The main advantage of trading using opposite Magic Software and VNET Group positions is that it hedges away some unsystematic risk. Because of two separate transactions, even if Magic Software position performs unexpectedly, VNET Group can make up some of the losses. Pair trading also minimizes risk from directional movements in the market. For example, if an entire industry or sector drops because of unexpected headlines, the short position in VNET Group will offset losses from the drop in VNET Group's long position.

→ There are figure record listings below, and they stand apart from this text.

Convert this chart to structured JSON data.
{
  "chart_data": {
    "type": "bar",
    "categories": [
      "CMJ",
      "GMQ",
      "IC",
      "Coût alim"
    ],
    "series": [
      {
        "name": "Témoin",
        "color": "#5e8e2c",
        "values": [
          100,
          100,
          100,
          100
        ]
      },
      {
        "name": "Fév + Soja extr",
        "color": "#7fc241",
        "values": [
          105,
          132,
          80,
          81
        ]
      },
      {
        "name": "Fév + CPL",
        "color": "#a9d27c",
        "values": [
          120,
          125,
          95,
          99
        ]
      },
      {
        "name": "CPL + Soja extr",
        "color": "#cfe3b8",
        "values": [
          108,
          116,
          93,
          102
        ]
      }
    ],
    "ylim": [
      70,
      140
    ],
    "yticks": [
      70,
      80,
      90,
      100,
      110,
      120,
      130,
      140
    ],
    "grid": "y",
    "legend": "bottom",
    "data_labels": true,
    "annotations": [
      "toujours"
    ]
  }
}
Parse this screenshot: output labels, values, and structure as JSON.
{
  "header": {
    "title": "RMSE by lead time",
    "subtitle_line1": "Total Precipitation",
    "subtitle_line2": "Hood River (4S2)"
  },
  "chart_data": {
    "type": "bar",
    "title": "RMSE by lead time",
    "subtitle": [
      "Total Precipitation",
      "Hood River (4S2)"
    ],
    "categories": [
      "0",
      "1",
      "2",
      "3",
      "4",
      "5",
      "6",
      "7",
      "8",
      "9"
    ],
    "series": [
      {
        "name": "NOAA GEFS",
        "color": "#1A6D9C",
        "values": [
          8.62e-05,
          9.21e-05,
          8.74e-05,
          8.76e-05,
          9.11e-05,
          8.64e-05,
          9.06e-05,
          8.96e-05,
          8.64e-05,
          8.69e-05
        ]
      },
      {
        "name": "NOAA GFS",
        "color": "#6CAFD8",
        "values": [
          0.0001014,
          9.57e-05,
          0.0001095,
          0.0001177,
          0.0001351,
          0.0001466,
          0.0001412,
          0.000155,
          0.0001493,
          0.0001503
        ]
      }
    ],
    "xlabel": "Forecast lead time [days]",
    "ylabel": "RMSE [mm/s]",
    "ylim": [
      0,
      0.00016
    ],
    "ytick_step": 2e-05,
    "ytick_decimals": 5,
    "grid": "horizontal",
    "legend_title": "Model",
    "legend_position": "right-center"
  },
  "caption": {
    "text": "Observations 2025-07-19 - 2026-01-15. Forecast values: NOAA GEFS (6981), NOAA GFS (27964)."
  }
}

The idea behind Magic Software Enterprises and VNET Group DRC pairs trading is to make the combined position market-neutral, meaning the overall market's direction will not affect its win or loss (or potential downside or upside). This can be achieved by designing a pairs trade with two highly correlated stocks or equities that operate in a similar space or sector, making it possible to obtain profits through simple and relatively low-risk investment.
Check out your portfolio center.
Note that this page's information should be used as a complementary analysis to find the right mix of equity instruments to add to your existing portfolios or create a brand new portfolio. You can also try the Risk-Return Analysis module to view associations between returns expected from investment and the risk you assume.